Appellante heeft op geen enkel moment de gerechtvaardigde verwachting kunnen koesteren dat zij na een eventuele ontbinding van haar huwelijk door welke oorzaak dan ook, aan het NMV zoals dit vóór 1 november 2004 luidde aanspraak zou kunnen ontlenen op honorering van de zogenoemde huwelijkse tijdvakken in haar AOW-pensioen. Voor honorering van deze tijdvakken gold de voorwaarde dat haar huwelijk zou voortbestaan. Deze voorwaarde is niet vervuld. Van enige inbreuk op een eigendomsrecht van appellante is dan ook geen sprake.
Appellante heeft voorts doen stellen dat er binnen het beleid van gedaagde sprake zou zijn van een onderscheid naar status, dat strijd zou opleveren met artikel 14 van het EVRM en artikel 26 van het Internationaal Verdrag inzake Burgerrechten en politieke rechten, Trb. 1978, 177. De Raad kan deze stelling niet onderschrijven. Gedaagde heeft met de gewraakte beleidsmatige toepassing van artikel 21 NMV een resultaat nagestreefd dat de verdragsvoordelen zoals die voor 1 april 1985 in het AOW-pensioen van de gehuwde man tot uiting kwamen, zo dicht mogelijk benaderde. Hiermee is een toereikende rechtvaardigingsgrond gegeven voor het feit dat de huwelijkse tijdvakken na ontbinding van het betreffende huwelijk om welke reden dan ook, zowel ten aanzien van de man als ten aanzien van de vrouw niet langer worden gehonoreerd. Van een verboden onderscheid naar status is dan ook geen sprake.

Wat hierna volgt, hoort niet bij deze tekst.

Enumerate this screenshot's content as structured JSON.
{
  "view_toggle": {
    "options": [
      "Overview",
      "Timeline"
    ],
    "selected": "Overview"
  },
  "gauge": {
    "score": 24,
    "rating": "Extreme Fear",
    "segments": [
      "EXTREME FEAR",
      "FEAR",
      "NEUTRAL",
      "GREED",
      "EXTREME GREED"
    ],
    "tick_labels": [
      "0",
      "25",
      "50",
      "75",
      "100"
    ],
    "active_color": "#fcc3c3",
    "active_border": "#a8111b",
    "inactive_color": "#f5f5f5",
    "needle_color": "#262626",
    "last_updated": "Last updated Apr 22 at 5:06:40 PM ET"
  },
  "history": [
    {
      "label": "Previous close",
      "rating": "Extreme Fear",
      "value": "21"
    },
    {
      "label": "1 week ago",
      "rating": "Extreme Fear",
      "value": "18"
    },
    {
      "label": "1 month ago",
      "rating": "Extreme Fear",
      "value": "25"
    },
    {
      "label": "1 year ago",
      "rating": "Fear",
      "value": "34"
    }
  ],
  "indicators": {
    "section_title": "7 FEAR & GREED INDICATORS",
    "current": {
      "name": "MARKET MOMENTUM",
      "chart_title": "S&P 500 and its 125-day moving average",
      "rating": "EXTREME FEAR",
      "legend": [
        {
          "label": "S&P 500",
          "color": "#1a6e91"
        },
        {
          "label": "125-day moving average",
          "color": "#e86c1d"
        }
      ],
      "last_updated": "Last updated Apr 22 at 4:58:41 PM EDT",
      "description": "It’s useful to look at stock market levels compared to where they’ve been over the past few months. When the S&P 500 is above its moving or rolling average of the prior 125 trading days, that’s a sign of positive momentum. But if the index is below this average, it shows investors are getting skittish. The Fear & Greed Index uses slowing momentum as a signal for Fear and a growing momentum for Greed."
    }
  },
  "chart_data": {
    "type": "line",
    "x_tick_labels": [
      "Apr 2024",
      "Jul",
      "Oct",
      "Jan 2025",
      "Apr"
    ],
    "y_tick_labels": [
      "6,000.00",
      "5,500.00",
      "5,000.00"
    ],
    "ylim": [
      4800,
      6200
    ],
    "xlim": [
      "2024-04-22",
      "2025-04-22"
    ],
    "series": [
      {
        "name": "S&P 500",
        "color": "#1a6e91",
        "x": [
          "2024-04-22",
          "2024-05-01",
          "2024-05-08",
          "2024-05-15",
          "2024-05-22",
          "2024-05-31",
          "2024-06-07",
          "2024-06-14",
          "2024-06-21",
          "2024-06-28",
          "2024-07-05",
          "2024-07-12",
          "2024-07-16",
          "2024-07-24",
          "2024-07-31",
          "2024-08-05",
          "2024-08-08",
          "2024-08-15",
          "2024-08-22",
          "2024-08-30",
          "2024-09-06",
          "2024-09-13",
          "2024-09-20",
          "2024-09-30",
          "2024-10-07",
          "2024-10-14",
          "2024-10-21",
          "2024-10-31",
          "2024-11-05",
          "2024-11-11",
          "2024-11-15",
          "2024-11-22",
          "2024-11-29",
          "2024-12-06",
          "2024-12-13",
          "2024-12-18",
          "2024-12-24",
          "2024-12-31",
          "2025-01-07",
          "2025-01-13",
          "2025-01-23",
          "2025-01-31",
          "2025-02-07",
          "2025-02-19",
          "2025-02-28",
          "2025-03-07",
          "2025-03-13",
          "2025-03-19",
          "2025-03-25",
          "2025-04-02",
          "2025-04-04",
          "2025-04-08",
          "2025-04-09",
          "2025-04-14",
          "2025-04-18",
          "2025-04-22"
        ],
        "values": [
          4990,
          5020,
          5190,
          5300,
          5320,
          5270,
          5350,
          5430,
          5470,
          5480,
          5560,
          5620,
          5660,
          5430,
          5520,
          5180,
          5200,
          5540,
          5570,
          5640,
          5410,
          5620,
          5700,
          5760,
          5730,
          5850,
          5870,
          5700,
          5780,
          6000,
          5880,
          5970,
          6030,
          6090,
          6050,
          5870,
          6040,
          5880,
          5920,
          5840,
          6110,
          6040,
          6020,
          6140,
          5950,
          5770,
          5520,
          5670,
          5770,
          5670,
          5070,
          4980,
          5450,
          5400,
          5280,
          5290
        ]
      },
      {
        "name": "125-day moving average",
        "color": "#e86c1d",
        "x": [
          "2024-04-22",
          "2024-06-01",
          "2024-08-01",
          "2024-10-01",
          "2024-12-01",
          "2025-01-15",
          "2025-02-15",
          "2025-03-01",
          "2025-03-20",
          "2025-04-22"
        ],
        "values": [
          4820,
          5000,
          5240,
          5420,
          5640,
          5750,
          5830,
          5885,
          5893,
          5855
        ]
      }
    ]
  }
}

Van een anticiperende toepassing van het gewijzigde artikel 21 NMV ter opheffing van een verboden onderscheid kan reeds om die reden geen sprake zijn.
Gelet op al het bovenstaande dient de aangevallen uitspraak, voorzover aangevochten, te worden bevestigd.
De Raad acht geen termen aanwezig om toepassing te geven aan het bepaalde in artikel 8:75 van de Awb.
De Raad beslist als volgt.
III. Beslissing
De Centrale Raad van Beroep,
Recht doende:
Bevestigt de aangevallen uitspraak, voorzover aangevochten.
Aldus gegeven door mr. T.L. de Vries, in tegenwoordigheid van C.D.A. Bos als griffier en uitgesproken in het openbaar op 28 oktober 2005.
(get.) T.L. de Vries.
(get.) C.D.A. Bos.
Tegen deze uitspraak kunnen partijen binnen zes weken na de datum van verzending beroep in cassatie instellen bij de Hoge Raad der Nederlanden (Postbus 20303, 2500 EH 's‑Gravenhage) ter zake van schending of verkeerde toepassing van bepalingen inzake het begrip kring van verzekerden.